About 20,000 doses will be given to people in the camps by the
International Rescue Committee (IRC), a humanitarian group working
with Nosten.
"At this point whatever vaccine we can secure we are grateful for,"
said its Thailand Director, Darren Hertz. He added that the IRC
believed the likelihood that a member of the refugee population
would attempt to take legal action in case of side-effects was
"extremely low."
Hertz said the IRC has received a
handful of ad hoc vaccine donations from the Thai government and is
currently tackling significant outbreaks in five of nine camps on
the border, where about 3,000 cases have been confirmed, including
at least 26 deaths. A Thai foreign ministry spokesperson confirmed
the government was working with the IRC on providing vaccinations in
shelters along the border.
Nosten's charity, Border Health Foundation (BHF), is one of eight
organisations worldwide that have applied to distribute the shots
from the Humanitarian Buffer and one of three to be approved, Gavi
said.
Ann Burton, Chief of Public Health at the U.N. refugee agency UNHCR,
said the liability issue was one reason agencies have been slow to
apply. The programme has also been delayed by the general shortage
of vaccines and administrative hurdles.
Organisations applying for supplies from the buffer may not choose
which vaccines they receive. Working with displaced people, Nosten
said it would be more convenient to give them Johnson & Johnson's
vaccine, which offers protection after a single dose instead of the
two doses needed for Sinopharm's. But the Sinopharm
version will be "better than nothing," he said.

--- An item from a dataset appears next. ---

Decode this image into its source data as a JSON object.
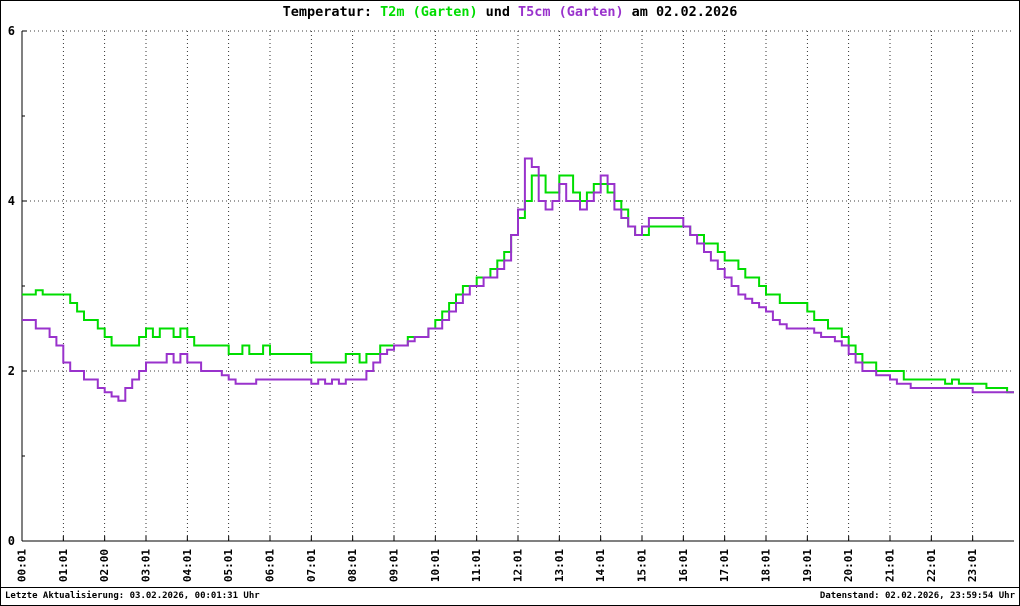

More than 100 national governments have promised to offer vaccines
where possible to all the displaced people on their soil, according
to the IOM. However, the U.N. group says migrants and refugees are
often effectively excluded from such schemes because of
administrative or cultural hurdles.
In cases where governments aren't in charge or have not agreed to
vaccinate migrants, COVAX's Humanitarian Buffer is the only option.
At least 40 countries have yet to include unauthorised migrants in
their vaccination programmes, according to the IOM – it and the
UNHCR declined to name the countries.
Gavi set up the buffer in March 2021, planning to reserve up to 5%
of vaccine doses as they become available to COVAX, which would
amount to roughly 70 million doses so far.
The only shots delivered from the buffer so far - just over 1.6
million Sinopharm doses – landed in Iran in November, where high
numbers of displaced Afghans have arrived, UNICEF Iran said. That's
enough to inoculate about 800,000 people; more will likely be
needed, UNICEF said.
NEED FOR SPEED
The vaccine makers' legal concern is rooted in the unprecedented
speed of the effort to develop the COVID shots, the EFPIA said.
In normal circumstances, drugmakers buy insurance to cover liability
for vaccines' potential adverse effects. But COVID forced them to
develop drugs so quickly that some side effects - for instance, a
rare blood-clotting condition in some of those who took the
AstraZeneca vaccine - are emerging as shots go into people's arms.
Many governments and international agencies have set up compensation
schemes to reimburse victims and avoid lengthy litigation. An
emergency law invoked by the U.S. government provides legal immunity
for drug companies for side effects from their COVID-19 vaccines
used in the country. The only exception is for instances of "wilful
misconduct."
For drug companies, accepting potential liability runs counter to
standard practice.
"Vaccine manufacturers try to minimize legal risks in almost every
setting," said John T. Monahan, Professor at Georgetown University.
"The gold standard is full immunity from lawsuits. If they accept
carve-outs, it may become more difficult to reach that goal."